Just weeks ago Wisconsin Governor Jim Doyle outlined ambitious plans for the life sciences sector totaling $750 million.

There are also new funds earmarked for life science companies. Most of Wisconsin's biotech companies have spun off from the University of Wisconsin in Madison or Milwaukee (there's a lot of competition between the two), and the state is clearly interested in leading with its strongest player in the field.

But the state offers more than just improved access to its university facilities. Wisconsin recently approved new tax credits for tech companies with an eye to fostering development of its biotech industry. There's grant money for targeting federal research funds and early-stage investments. Cash-strapped biotechs struggling to stay afloat between Phase I and Phase II can qualify for bridge grants, and low-interest loans will be available to help start-ups. The State of Wisconsin Investment Board, armed with billions in pension cash, has also committed to investing another $50 million with venture funds on top of the $135 million it's already channeled in that direction.

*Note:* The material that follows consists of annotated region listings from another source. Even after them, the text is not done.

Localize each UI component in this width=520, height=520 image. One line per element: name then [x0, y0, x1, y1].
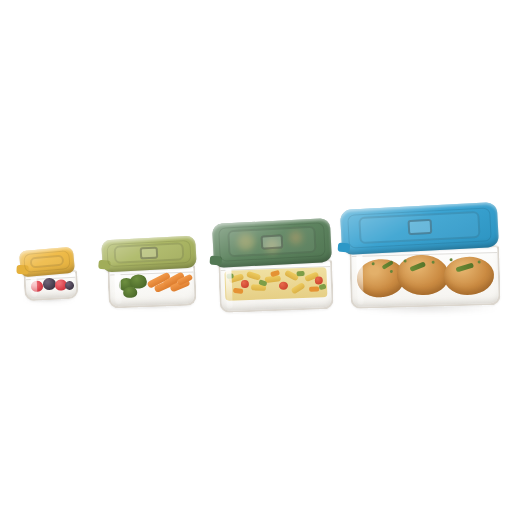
- glass-base-medium: [218, 259, 334, 313]
- glass-base-large: [349, 245, 501, 309]
- broccoli-floret: [123, 287, 137, 298]
- raspberry: [31, 280, 44, 292]
- herb-fleck: [478, 261, 481, 264]
- lid-center-tab: [140, 247, 159, 260]
- herb-fleck: [404, 259, 407, 262]
- lid-center-tab: [407, 219, 432, 235]
- product-stage: [0, 0, 520, 520]
- herb-fleck: [390, 270, 393, 273]
- lid-dark-green: [212, 218, 332, 268]
- green-pepper: [296, 271, 304, 276]
- orange-pepper: [309, 286, 319, 291]
- container-medium: [212, 219, 336, 313]
- herb-fleck: [450, 258, 453, 261]
- container-extra-small: [16, 247, 80, 303]
- green-pepper: [227, 273, 234, 278]
- lid-yellow: [19, 247, 75, 278]
- container-large: [338, 203, 504, 317]
- lid-blue: [340, 202, 499, 255]
- container-small: [100, 237, 200, 309]
- blackberry: [65, 281, 74, 290]
- lid-center-tab: [261, 234, 284, 249]
- lid-light-green: [101, 236, 197, 273]
- herb-fleck: [432, 261, 435, 264]
- herb-fleck: [372, 262, 375, 265]
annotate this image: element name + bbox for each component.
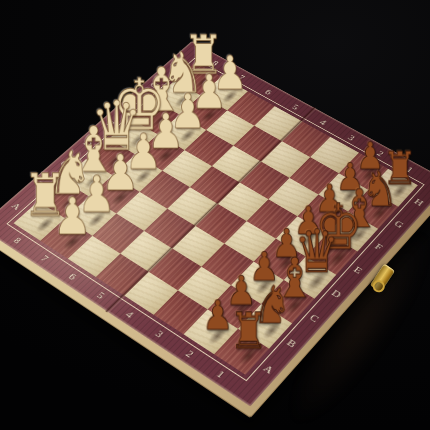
dark-rook-icon: ♜: [229, 306, 267, 356]
light-pawn-icon: ♟: [53, 191, 92, 242]
photo-scene: Angled product photo of an open folding …: [0, 0, 430, 430]
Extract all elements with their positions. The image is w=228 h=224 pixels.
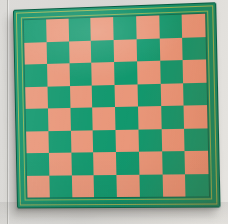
square-e4[interactable]	[115, 107, 138, 130]
square-h1[interactable]	[185, 174, 209, 197]
square-d4[interactable]	[92, 107, 115, 130]
square-g1[interactable]	[162, 174, 186, 197]
square-e1[interactable]	[116, 174, 139, 197]
square-d6[interactable]	[91, 62, 114, 85]
square-f2[interactable]	[139, 151, 162, 174]
square-h6[interactable]	[183, 59, 207, 82]
square-h3[interactable]	[184, 128, 208, 151]
square-d3[interactable]	[93, 129, 116, 152]
chessboard	[13, 2, 221, 208]
square-c7[interactable]	[69, 40, 92, 63]
wall-seam-line	[7, 0, 8, 224]
square-c6[interactable]	[69, 63, 92, 86]
square-h4[interactable]	[184, 105, 208, 128]
square-a8[interactable]	[24, 19, 47, 42]
square-b6[interactable]	[47, 63, 70, 86]
square-e6[interactable]	[114, 61, 137, 84]
square-f1[interactable]	[139, 174, 162, 197]
photo-background	[0, 0, 228, 224]
square-d2[interactable]	[93, 152, 116, 175]
square-a1[interactable]	[27, 175, 50, 197]
square-f6[interactable]	[137, 61, 160, 84]
board-grid	[24, 14, 209, 198]
square-g3[interactable]	[161, 128, 185, 151]
square-a5[interactable]	[25, 86, 48, 109]
square-h5[interactable]	[183, 82, 207, 105]
square-b3[interactable]	[48, 130, 71, 153]
square-b1[interactable]	[49, 175, 72, 197]
square-a2[interactable]	[27, 153, 50, 175]
square-d5[interactable]	[92, 85, 115, 108]
square-c8[interactable]	[68, 18, 91, 41]
square-b2[interactable]	[49, 153, 72, 176]
square-f8[interactable]	[136, 15, 159, 38]
square-d7[interactable]	[91, 40, 114, 63]
square-g6[interactable]	[160, 60, 184, 83]
square-h2[interactable]	[185, 151, 209, 174]
square-f3[interactable]	[138, 129, 161, 152]
square-e7[interactable]	[114, 39, 137, 62]
square-h7[interactable]	[182, 37, 206, 60]
square-a6[interactable]	[25, 64, 48, 87]
square-e3[interactable]	[115, 129, 138, 152]
square-c1[interactable]	[71, 175, 94, 198]
square-b4[interactable]	[48, 108, 71, 131]
square-f7[interactable]	[136, 38, 159, 61]
square-b8[interactable]	[46, 19, 69, 42]
square-g8[interactable]	[159, 15, 183, 38]
square-e2[interactable]	[116, 152, 139, 175]
square-e8[interactable]	[113, 16, 136, 39]
square-b7[interactable]	[46, 41, 69, 64]
square-a3[interactable]	[26, 131, 49, 154]
square-c5[interactable]	[70, 85, 93, 108]
square-e5[interactable]	[115, 84, 138, 107]
square-a4[interactable]	[26, 108, 49, 131]
square-g4[interactable]	[161, 106, 185, 129]
square-c4[interactable]	[70, 107, 93, 130]
square-b5[interactable]	[47, 86, 70, 109]
square-d1[interactable]	[94, 175, 117, 198]
square-g5[interactable]	[160, 83, 184, 106]
square-g2[interactable]	[162, 151, 186, 174]
square-c2[interactable]	[71, 152, 94, 175]
square-f5[interactable]	[137, 83, 160, 106]
square-h8[interactable]	[182, 14, 206, 38]
square-c3[interactable]	[70, 130, 93, 153]
square-f4[interactable]	[138, 106, 161, 129]
square-g7[interactable]	[159, 37, 183, 60]
square-d8[interactable]	[91, 17, 114, 40]
square-a7[interactable]	[24, 42, 47, 65]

Within an hour of hearing about FierceBiotech's interest, Wisconsin Secretary of Commerce Mary Burke was on the line to underscore the state's commitment. She was quick to mention the NIH's National Stem Cell Bank--awarded to the WiCell Research Institute in Wisconsin last October--and UW-Madison's international rep in research. Some venture fund groups have even been suggesting their young biotech companies in California should move to Wisconsin, asserts Secretary Burke.

Even the weather this winter, which has been balmy by the state's frigid standards, has been helping her make her case. "People were out golfing last weekend," she says.